Уже летом его освободили, а осенью, 25 ноября, во вторник, он был в Литинституте и при переполненном зале, ни разу не присев, делая маленькие шажки от стола до кафедры и обратно, отвечал на вопросы студентов и преподавателей. Не на все, однако: статус условно освобожденного обязывал его быть сдержанным, о чем он время от времени напоминал аудитории.
Я слушал его и вспоминал другой вторник, 3 марта 92-го года, когда он, недавно вернувшийся из эмиграции, еще без усиков и бородки, был гостем моего семинара. Перед началом встречи мы говорили с ним о его «Эдичке», которого у нас сравнивали то с «Лолитой», то с сочинениями маркиза де Сада. А по мне – это типичная русская книга. Герой по своему социальному темпераменту – современный Павка Корчагин, который, в свою очередь, вышел из гоголевской «Шинели» – откуда ж еще! Из той самой шинели, что сдирает с барского плеча взбунтовавшийся Акакий Акиевич. А еще – это книга об одиночестве.

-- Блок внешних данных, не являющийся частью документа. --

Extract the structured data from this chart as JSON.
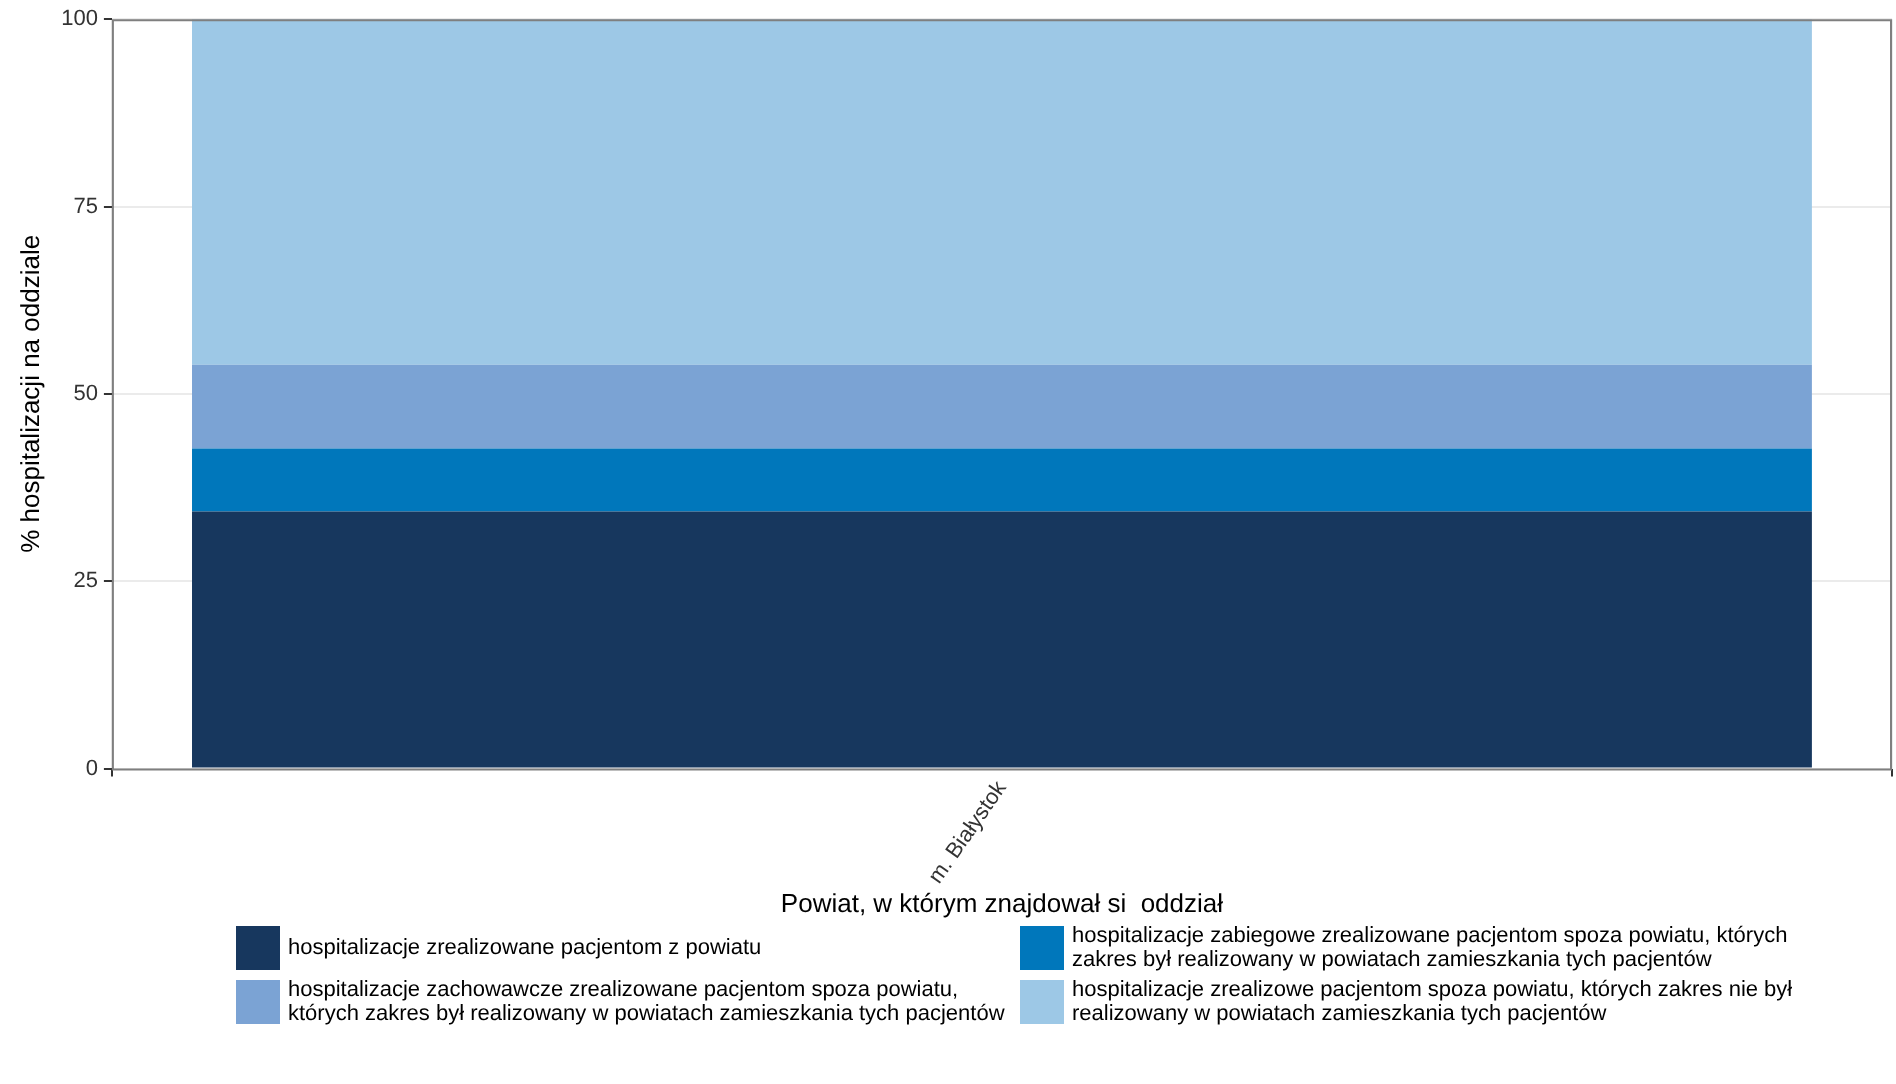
{
  "chart_data": {
    "type": "bar",
    "stacked": true,
    "xlabel": "Powiat, w którym znajdował si  oddział",
    "ylabel": "% hospitalizacji na oddziale",
    "categories": [
      "m. Białystok"
    ],
    "series": [
      {
        "name": "hospitalizacje zrealizowane pacjentom z powiatu",
        "color": "#17375e",
        "values": [
          34.3
        ]
      },
      {
        "name": "hospitalizacje zabiegowe zrealizowane pacjentom spoza powiatu, których zakres był realizowany w powiatach zamieszkania tych pacjentów",
        "color": "#0077bb",
        "values": [
          8.4
        ]
      },
      {
        "name": "hospitalizacje zachowawcze zrealizowane pacjentom spoza powiatu, których zakres był realizowany w powiatach zamieszkania tych pacjentów",
        "color": "#7ba3d4",
        "values": [
          11.2
        ]
      },
      {
        "name": "hospitalizacje zrealizowe pacjentom spoza powiatu, których zakres nie był realizowany w powiatach zamieszkania tych pacjentów",
        "color": "#9dc8e6",
        "values": [
          46.1
        ]
      }
    ],
    "ylim": [
      0,
      100
    ],
    "yticks": [
      0,
      25,
      50,
      75,
      100
    ],
    "grid": true,
    "legend": "bottom"
  }
}
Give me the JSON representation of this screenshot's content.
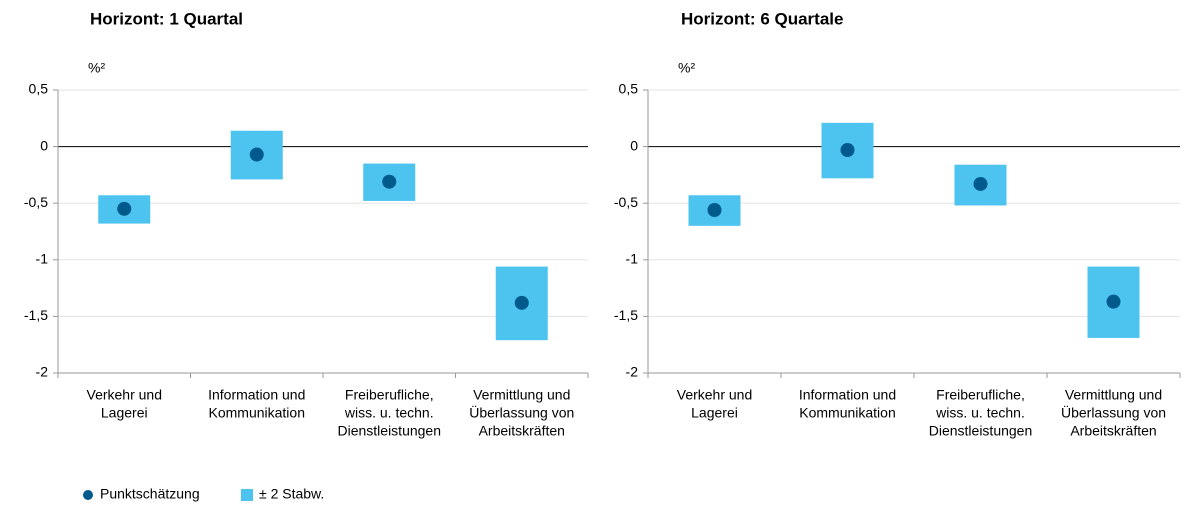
{
  "chart_data": [
    {
      "type": "range_dot",
      "title": "Horizont: 1 Quartal",
      "y_unit": "%²",
      "categories": [
        [
          "Verkehr und",
          "Lagerei"
        ],
        [
          "Information und",
          "Kommunikation"
        ],
        [
          "Freiberufliche,",
          "wiss. u. techn.",
          "Dienstleistungen"
        ],
        [
          "Vermittlung und",
          "Überlassung von",
          "Arbeitskräften"
        ]
      ],
      "series": [
        {
          "name": "Punktschätzung",
          "color": "#005a8c",
          "values": [
            -0.55,
            -0.07,
            -0.31,
            -1.38
          ]
        },
        {
          "name": "± 2 Stabw.",
          "color": "#4dc3f0",
          "lows": [
            -0.68,
            -0.29,
            -0.48,
            -1.71
          ],
          "highs": [
            -0.43,
            0.14,
            -0.15,
            -1.06
          ]
        }
      ],
      "ylim": [
        -2,
        0.5
      ],
      "yticks": [
        {
          "value": -2,
          "label": "-2"
        },
        {
          "value": -1.5,
          "label": "-1,5"
        },
        -1,
        {
          "value": -0.5,
          "label": "-0,5"
        },
        0,
        {
          "value": 0.5,
          "label": "0,5"
        }
      ],
      "grid": true
    },
    {
      "type": "range_dot",
      "title": "Horizont: 6 Quartale",
      "y_unit": "%²",
      "categories": [
        [
          "Verkehr und",
          "Lagerei"
        ],
        [
          "Information und",
          "Kommunikation"
        ],
        [
          "Freiberufliche,",
          "wiss. u. techn.",
          "Dienstleistungen"
        ],
        [
          "Vermittlung und",
          "Überlassung von",
          "Arbeitskräften"
        ]
      ],
      "series": [
        {
          "name": "Punktschätzung",
          "color": "#005a8c",
          "values": [
            -0.56,
            -0.03,
            -0.33,
            -1.37
          ]
        },
        {
          "name": "± 2 Stabw.",
          "color": "#4dc3f0",
          "lows": [
            -0.7,
            -0.28,
            -0.52,
            -1.69
          ],
          "highs": [
            -0.43,
            0.21,
            -0.16,
            -1.06
          ]
        }
      ],
      "ylim": [
        -2,
        0.5
      ],
      "yticks": [
        {
          "value": -2,
          "label": "-2"
        },
        {
          "value": -1.5,
          "label": "-1,5"
        },
        -1,
        {
          "value": -0.5,
          "label": "-0,5"
        },
        0,
        {
          "value": 0.5,
          "label": "0,5"
        }
      ],
      "grid": true
    }
  ]
}
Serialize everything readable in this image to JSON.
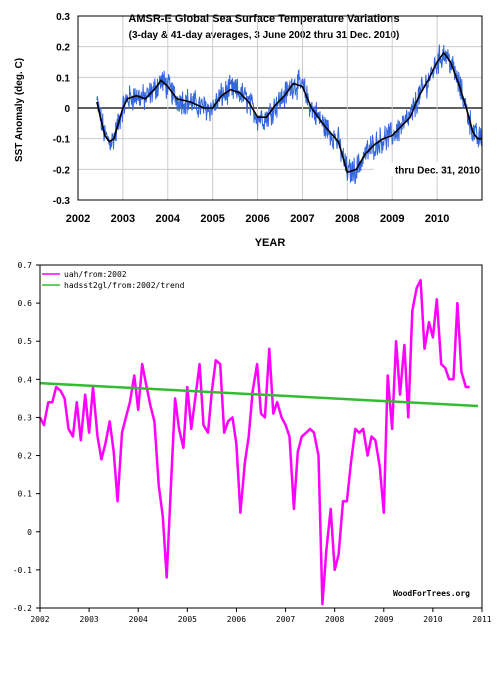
{
  "chart_data": [
    {
      "type": "line",
      "title": "AMSR-E Global Sea Surface Temperature Variations",
      "subtitle": "(3-day & 41-day averages, 3 June 2002 thru 31 Dec. 2010)",
      "xlabel": "YEAR",
      "ylabel": "SST Anomaly (deg. C)",
      "annotation": "thru Dec. 31, 2010",
      "xlim": [
        2002,
        2011
      ],
      "ylim": [
        -0.3,
        0.3
      ],
      "x_ticks": [
        2002,
        2003,
        2004,
        2005,
        2006,
        2007,
        2008,
        2009,
        2010
      ],
      "y_ticks": [
        "-0.3",
        "-0.2",
        "-0.1",
        "0",
        "0.1",
        "0.2",
        "0.3"
      ],
      "grid": true,
      "colors": {
        "daily": "#3366dd",
        "smooth": "#000000"
      },
      "smooth_points": [
        [
          2002.42,
          0.02
        ],
        [
          2002.5,
          -0.03
        ],
        [
          2002.6,
          -0.09
        ],
        [
          2002.7,
          -0.11
        ],
        [
          2002.8,
          -0.1
        ],
        [
          2002.9,
          -0.05
        ],
        [
          2003.0,
          0.0
        ],
        [
          2003.1,
          0.03
        ],
        [
          2003.3,
          0.04
        ],
        [
          2003.5,
          0.03
        ],
        [
          2003.7,
          0.06
        ],
        [
          2003.85,
          0.09
        ],
        [
          2004.0,
          0.07
        ],
        [
          2004.2,
          0.03
        ],
        [
          2004.5,
          0.02
        ],
        [
          2004.8,
          0.0
        ],
        [
          2005.0,
          0.0
        ],
        [
          2005.2,
          0.04
        ],
        [
          2005.4,
          0.06
        ],
        [
          2005.6,
          0.05
        ],
        [
          2005.8,
          0.02
        ],
        [
          2006.0,
          -0.03
        ],
        [
          2006.2,
          -0.03
        ],
        [
          2006.4,
          0.01
        ],
        [
          2006.6,
          0.04
        ],
        [
          2006.8,
          0.08
        ],
        [
          2007.0,
          0.07
        ],
        [
          2007.2,
          0.0
        ],
        [
          2007.5,
          -0.06
        ],
        [
          2007.8,
          -0.11
        ],
        [
          2008.0,
          -0.21
        ],
        [
          2008.2,
          -0.2
        ],
        [
          2008.4,
          -0.15
        ],
        [
          2008.6,
          -0.12
        ],
        [
          2008.8,
          -0.1
        ],
        [
          2009.0,
          -0.09
        ],
        [
          2009.2,
          -0.06
        ],
        [
          2009.4,
          -0.03
        ],
        [
          2009.6,
          0.04
        ],
        [
          2009.8,
          0.09
        ],
        [
          2010.0,
          0.15
        ],
        [
          2010.15,
          0.18
        ],
        [
          2010.3,
          0.15
        ],
        [
          2010.5,
          0.07
        ],
        [
          2010.65,
          0.0
        ],
        [
          2010.8,
          -0.08
        ],
        [
          2010.9,
          -0.1
        ],
        [
          2011.0,
          -0.1
        ]
      ]
    },
    {
      "type": "line",
      "xlim": [
        2002,
        2011
      ],
      "ylim": [
        -0.2,
        0.7
      ],
      "x_ticks": [
        2002,
        2003,
        2004,
        2005,
        2006,
        2007,
        2008,
        2009,
        2010,
        2011
      ],
      "y_ticks": [
        "-0.2",
        "-0.1",
        "0",
        "0.1",
        "0.2",
        "0.3",
        "0.4",
        "0.5",
        "0.6",
        "0.7"
      ],
      "grid": false,
      "watermark": "WoodForTrees.org",
      "legend_position": "top-left",
      "series": [
        {
          "name": "uah/from:2002",
          "color": "#ff00ff",
          "points": [
            [
              2002.0,
              0.3
            ],
            [
              2002.08,
              0.28
            ],
            [
              2002.17,
              0.34
            ],
            [
              2002.25,
              0.34
            ],
            [
              2002.33,
              0.38
            ],
            [
              2002.42,
              0.37
            ],
            [
              2002.5,
              0.35
            ],
            [
              2002.58,
              0.27
            ],
            [
              2002.67,
              0.25
            ],
            [
              2002.75,
              0.34
            ],
            [
              2002.83,
              0.24
            ],
            [
              2002.92,
              0.36
            ],
            [
              2003.0,
              0.26
            ],
            [
              2003.08,
              0.38
            ],
            [
              2003.17,
              0.25
            ],
            [
              2003.25,
              0.19
            ],
            [
              2003.33,
              0.23
            ],
            [
              2003.42,
              0.29
            ],
            [
              2003.5,
              0.21
            ],
            [
              2003.58,
              0.08
            ],
            [
              2003.67,
              0.26
            ],
            [
              2003.75,
              0.3
            ],
            [
              2003.83,
              0.34
            ],
            [
              2003.92,
              0.41
            ],
            [
              2004.0,
              0.32
            ],
            [
              2004.08,
              0.44
            ],
            [
              2004.17,
              0.38
            ],
            [
              2004.25,
              0.33
            ],
            [
              2004.33,
              0.29
            ],
            [
              2004.42,
              0.12
            ],
            [
              2004.5,
              0.04
            ],
            [
              2004.58,
              -0.12
            ],
            [
              2004.67,
              0.13
            ],
            [
              2004.75,
              0.35
            ],
            [
              2004.83,
              0.27
            ],
            [
              2004.92,
              0.22
            ],
            [
              2005.0,
              0.38
            ],
            [
              2005.08,
              0.27
            ],
            [
              2005.17,
              0.36
            ],
            [
              2005.25,
              0.44
            ],
            [
              2005.33,
              0.28
            ],
            [
              2005.42,
              0.26
            ],
            [
              2005.5,
              0.37
            ],
            [
              2005.58,
              0.45
            ],
            [
              2005.67,
              0.44
            ],
            [
              2005.75,
              0.26
            ],
            [
              2005.83,
              0.29
            ],
            [
              2005.92,
              0.3
            ],
            [
              2006.0,
              0.23
            ],
            [
              2006.08,
              0.05
            ],
            [
              2006.17,
              0.18
            ],
            [
              2006.25,
              0.25
            ],
            [
              2006.33,
              0.37
            ],
            [
              2006.42,
              0.44
            ],
            [
              2006.5,
              0.31
            ],
            [
              2006.58,
              0.3
            ],
            [
              2006.67,
              0.48
            ],
            [
              2006.75,
              0.31
            ],
            [
              2006.83,
              0.34
            ],
            [
              2006.92,
              0.3
            ],
            [
              2007.0,
              0.28
            ],
            [
              2007.08,
              0.25
            ],
            [
              2007.17,
              0.06
            ],
            [
              2007.25,
              0.21
            ],
            [
              2007.33,
              0.25
            ],
            [
              2007.42,
              0.26
            ],
            [
              2007.5,
              0.27
            ],
            [
              2007.58,
              0.26
            ],
            [
              2007.67,
              0.2
            ],
            [
              2007.75,
              -0.19
            ],
            [
              2007.83,
              -0.05
            ],
            [
              2007.92,
              0.06
            ],
            [
              2008.0,
              -0.1
            ],
            [
              2008.08,
              -0.06
            ],
            [
              2008.17,
              0.08
            ],
            [
              2008.25,
              0.08
            ],
            [
              2008.33,
              0.18
            ],
            [
              2008.42,
              0.27
            ],
            [
              2008.5,
              0.26
            ],
            [
              2008.58,
              0.27
            ],
            [
              2008.67,
              0.2
            ],
            [
              2008.75,
              0.25
            ],
            [
              2008.83,
              0.24
            ],
            [
              2008.92,
              0.17
            ],
            [
              2009.0,
              0.05
            ],
            [
              2009.08,
              0.41
            ],
            [
              2009.17,
              0.27
            ],
            [
              2009.25,
              0.5
            ],
            [
              2009.33,
              0.36
            ],
            [
              2009.42,
              0.49
            ],
            [
              2009.5,
              0.3
            ],
            [
              2009.58,
              0.58
            ],
            [
              2009.67,
              0.64
            ],
            [
              2009.75,
              0.66
            ],
            [
              2009.83,
              0.48
            ],
            [
              2009.92,
              0.55
            ],
            [
              2010.0,
              0.51
            ],
            [
              2010.08,
              0.61
            ],
            [
              2010.17,
              0.44
            ],
            [
              2010.25,
              0.43
            ],
            [
              2010.33,
              0.4
            ],
            [
              2010.42,
              0.4
            ],
            [
              2010.5,
              0.6
            ],
            [
              2010.58,
              0.42
            ],
            [
              2010.67,
              0.38
            ],
            [
              2010.75,
              0.38
            ]
          ]
        },
        {
          "name": "hadsst2gl/from:2002/trend",
          "color": "#33bb33",
          "points": [
            [
              2002.0,
              0.39
            ],
            [
              2010.92,
              0.33
            ]
          ]
        }
      ]
    }
  ]
}
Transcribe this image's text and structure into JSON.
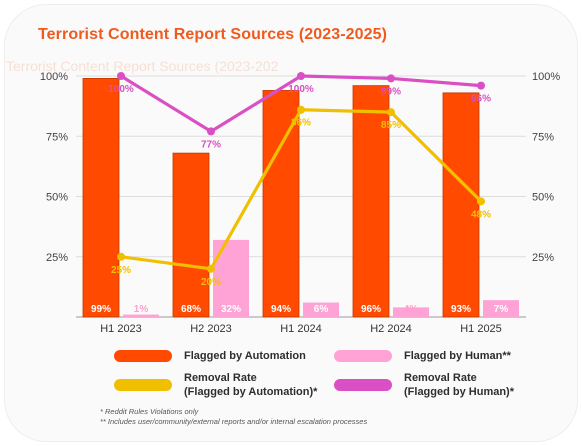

Лимонов внимательно выслушал меня, поправил очки и возражать не стал.
Зная, что завтра в институт пожалуют гости из Парижа, Андрей Синявский и Мария Розанова, издательница «Синтаксиса», и уж студенты наверняка захотят узнать их мнение об авторе скандального романа, я во время встречи аккуратно поинтересовался, что думает Эдуард Вениаминович о «Синтаксисе». (Приличней, решил, спросить о журнале, нежели о людях.) Журнал Лимонов оценивать не стал, а вот об издательнице отозвался весьма доброжелательно, и Мария Васильевна на другой день – вопрос задали-таки – отплатила тем же. Хотя по своим политическим воззрениям они были на разных полюсах. Лимонов уже тогда ненавидел Запад и вовсю топтал демократов во главе с Ельциным, считая, что они развалили великое государство, а Синявский и Розанова на борьбу с этим государством положили жизнь. Но по глубинной сути своей Лимонов и Синявский показались мне схожими между собой. У обоих была судьба.
Эрик Берн утверждает, что у каждого человека есть свой жизненный сценарий – так вот, они свои жизненные сценарии реализовали сполна. Я о себе этого, увы, сказать не могу. Взращиваемые во мне с раннего детства недоверие к себе, неприятие себя не позволили – так я думаю – созреть личности. А то, что со временем начало формироваться под влиянием чтения и общения с людьми, многие из которых стали в этом тексте героями крупных планов, было в конце концов разрушено гипертрофированной рефлексией – мои литературные упражнения все больше обостряли ее. Теперь вот собираю уцелевшие осколки, как собирают специалисты фрагменты скелета, чтобы реставрировать облик давно погибшего человека.